Mr. Ellis, a foreign service officer and attorney with international experience in law enforcement, has worked in Central and South America.
Shen Yun’s spiritual message touched him. “I think that spiritualism and religion also speak to people in the United States because, in this country, we do tend to be generally a very religious country and a very religious people.”
Shen Yun’s mission is to revive China’s 5,000 years of civilization—a civilization based on a deep belief in the connection between humankind and the divine—and share it with the world. The company aims to do this by utilizing ancient Chinese art forms on the stage such as classical Chinese dance, bel canto singing, and music from instruments that are unique to the nation and all capture its spirituality.
The spiritual message also touched Mrs. Ellis, a freelance interpreter. “That’s the one aspect that I really like because, due to communism, they have taken that part of the culture away from it, and seeing it really is inspiring.”
She was happy Shen Yun is giving this to the world. “I think that it is an excellent thing they’re doing to show the world how China was before communism, how much [China] had to contribute to the world with a rich culture and very, very old history that unfortunately, because of communism, we have not been able to enjoy freely.”

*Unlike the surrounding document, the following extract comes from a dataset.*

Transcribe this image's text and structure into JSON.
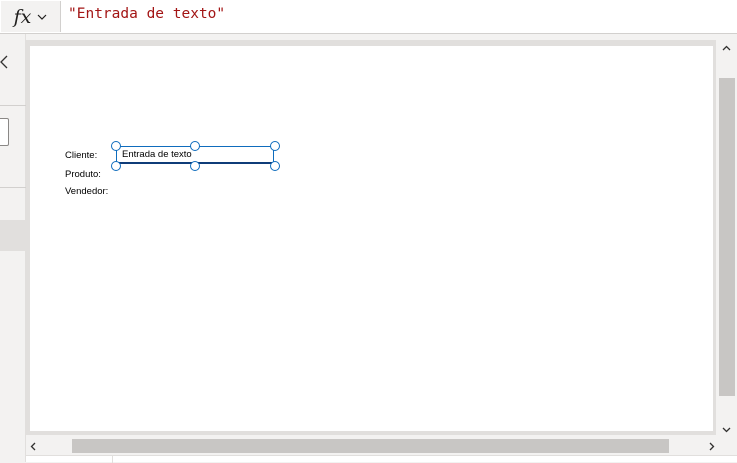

In fact, Mrs. Ellis’s biggest takeaway was learning how rich the culture was that Chinese people had.
The Ellises liked the positive message Shen Yun gave to its audience.
Chinese culture was presented in a “very positive way. Definitely reminds you of the history of China and the culture and just the liveliness of the people of China,” Mr. Ellis said.
He could sense “the inner beauty and energy when they dance.”
Mrs. Ellis liked how the music and movements of the dancers worked together. “I was quite amazed by the synchronicity of the music by the orchestra and the movements of the performers, all beautifully done.” She said it made her “very, very relaxed, with a sense of communion.”
Her husband noted the need for compassion in the world that the performers presented. “I think compassion is a trait that we need in the world. And it’s something that is universal. It’s something between countries that is important for us to live together here on Earth.”
He said the performance gives the audience something deeper: “The performance is more than a performance. It touches people inside and makes us think about who we are and where we come from.”